Карамзин в полемику не вступал. Кутузову в апреле 1791 года он писал:
«Если Вы думаете, что я перестал любить прежних друзей своих, то Вы думаете несправедливо, любезнейший брат мой! Но хотелось бы мне знать, почему Вы это и подумать могли. В журнале, который выдаю с января месяца, суть мои пиесы, есть и чужие, но вообще мало такого, что бы для Вас могло быть интересно. Все безделки, мелочи и проч., и проч. По сие время имею 210 пренумерантов, из которых иные, читая сие собрание безделок, смеются или улыбаются, иные (NB на некоторых страницах) pass the bask of their hands across their eues[7]
, иные зевают, иные равнодушно говорят: что за дрянь! Иные с сердцем кричат: как можно так писать! Иные… но пусть их говорят и делают, что хотят!Впрочем, любезнейший брат, не бойтесь, чтоб я осмеян был; а если бы и вздумалось кому посмеяться надо мною, то я сказал бы: пусть смеются! Если за глаза и бить меня станут, то я ни слова не скажу. Вы, конечно, помните, кто это сказал за две тысячи лет пред сим. Простите, любезнейший милый брат, любите Вашего верного Карамзина».

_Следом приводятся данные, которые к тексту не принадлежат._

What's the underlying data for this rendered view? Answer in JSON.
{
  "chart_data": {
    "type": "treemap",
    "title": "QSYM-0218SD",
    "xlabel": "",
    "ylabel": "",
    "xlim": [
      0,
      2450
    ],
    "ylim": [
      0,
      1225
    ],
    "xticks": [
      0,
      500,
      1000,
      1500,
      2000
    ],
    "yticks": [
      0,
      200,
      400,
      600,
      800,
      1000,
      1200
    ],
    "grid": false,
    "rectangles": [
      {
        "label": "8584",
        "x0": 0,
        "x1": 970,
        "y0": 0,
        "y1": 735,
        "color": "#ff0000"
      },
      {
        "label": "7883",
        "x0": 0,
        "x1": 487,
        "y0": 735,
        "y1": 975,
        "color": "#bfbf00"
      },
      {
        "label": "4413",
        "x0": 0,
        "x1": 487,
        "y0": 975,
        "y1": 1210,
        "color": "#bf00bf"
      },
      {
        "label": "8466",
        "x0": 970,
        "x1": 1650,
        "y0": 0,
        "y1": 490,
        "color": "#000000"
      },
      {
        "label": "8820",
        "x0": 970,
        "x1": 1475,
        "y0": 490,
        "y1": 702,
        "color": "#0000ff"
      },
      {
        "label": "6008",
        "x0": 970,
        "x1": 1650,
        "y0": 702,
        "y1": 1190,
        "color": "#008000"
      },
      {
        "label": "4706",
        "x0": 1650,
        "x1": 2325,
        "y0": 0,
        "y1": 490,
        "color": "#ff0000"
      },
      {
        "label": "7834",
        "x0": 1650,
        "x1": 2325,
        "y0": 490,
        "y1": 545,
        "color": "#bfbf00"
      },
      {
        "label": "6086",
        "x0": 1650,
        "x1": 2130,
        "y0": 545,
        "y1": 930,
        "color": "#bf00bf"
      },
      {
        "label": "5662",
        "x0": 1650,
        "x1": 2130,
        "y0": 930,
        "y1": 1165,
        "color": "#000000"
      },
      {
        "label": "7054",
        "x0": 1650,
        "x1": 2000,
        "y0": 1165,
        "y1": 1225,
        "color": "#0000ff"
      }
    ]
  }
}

Следующие номера «Московского журнала» не разочаровали читателей: на его страницах регулярно печатались Державин («Песнь дому, любящему науки и художества», «На смерть графини Румянцевой», «К Эвтерпе»), Дмитриев («Счет поцелуев», «Письмо к прелестной», эпиграммы), Нелединский-Мелецкий, Николев и другие известные литераторы, в основном поэты. В 1791 году Карамзин опубликовал в «Московском журнале» значительное число собственных произведений: стихотворения «К прекрасной», «Раиса», «Веселый час», «Песнь мира», «Эпитафия калифа»; в каждом номере помещались «Письма русского путешественника», печатались также небольшие прозаические картины, размышления: «Фрол Силин», «Деревня», «Ночь», «Новый год». Карамзину же принадлежит большинство статей и рецензий в разделах «Театр», «Парижские спектакли», «О русских книгах», «Об иностранных книгах», «Смесь» и переводов, среди которых наиболее любопытен большой очерк, начатый печатью в двух последних номерах 1791 года и оконченный в 1792 году, — «Жизнь и дела Иосифа Бальзаме, так называемого графа Калиостро».
Письма Карамзина Дмитриеву за этот год полны журнальными заботами: «По праву дружбы требую от тебя, чтобы ты, любезный друг, писал для „Московского журнала“. Твои пиесы нравятся умным читателям»; «„Шмит“, „Попугай“ и „Ефрем“, конечно, не лучшие из твоих пиес, однако ж имеют свою цену, и я уверен, что многим из читателей они полюбились. В журнале хороши и безделки, — и самые великие поэты сочиняли иногда „Ефремов“ и не стыдились их. Впрочем, я из экономии не напечатал в августе ни одной из твоих пиес, кроме „Ефрема“; тут было довольно Державинских»; «Сердечно благодарю тебя за все стихи твои. Слава Богу, что Сызранский воздух имеет для тебя силу вдохновения! Пиши, мой друг, пиши, и непременно пришли мне ту сказку, которой начало читал ты мне в Москве»; «…Многие места в печальной твоей песне на смерть Потемкина мне очень полюбились. Все будет напечатано и, конечно, к удовольствию читателей…»; «Благодарю тебя, любезный друг Иван Иванович, за твое письмо, а особливо за сказку, которую читал я два раза с удовольствием, вместе с А. А. Петровым…»; «С позволения твоего, „Модная жена“ выедет в свет в генваре или феврале месяце. Между тем прошу тебя прислать мне и другую сказку, которой начало читал ты мне в Москве…»; «Надпись к портрету „И это человек“ и пр. очень полюбилась, и многие твердят ее наизусть»; «Скажу тебе приятную весть — приятную, говорю, думая, что ты вместе со всеми Евиными чадами имеешь самолюбие, или честолюбие, и любишь, когда тебя хвалят. „Модная жена“ очень понравилась нашей московской публике, и притом публике всякого разбора. „Это прекрасно“, — говорит молодой франт; „В иных местах очень вольно“, — говорит модная дама с стыдливой улыбкой».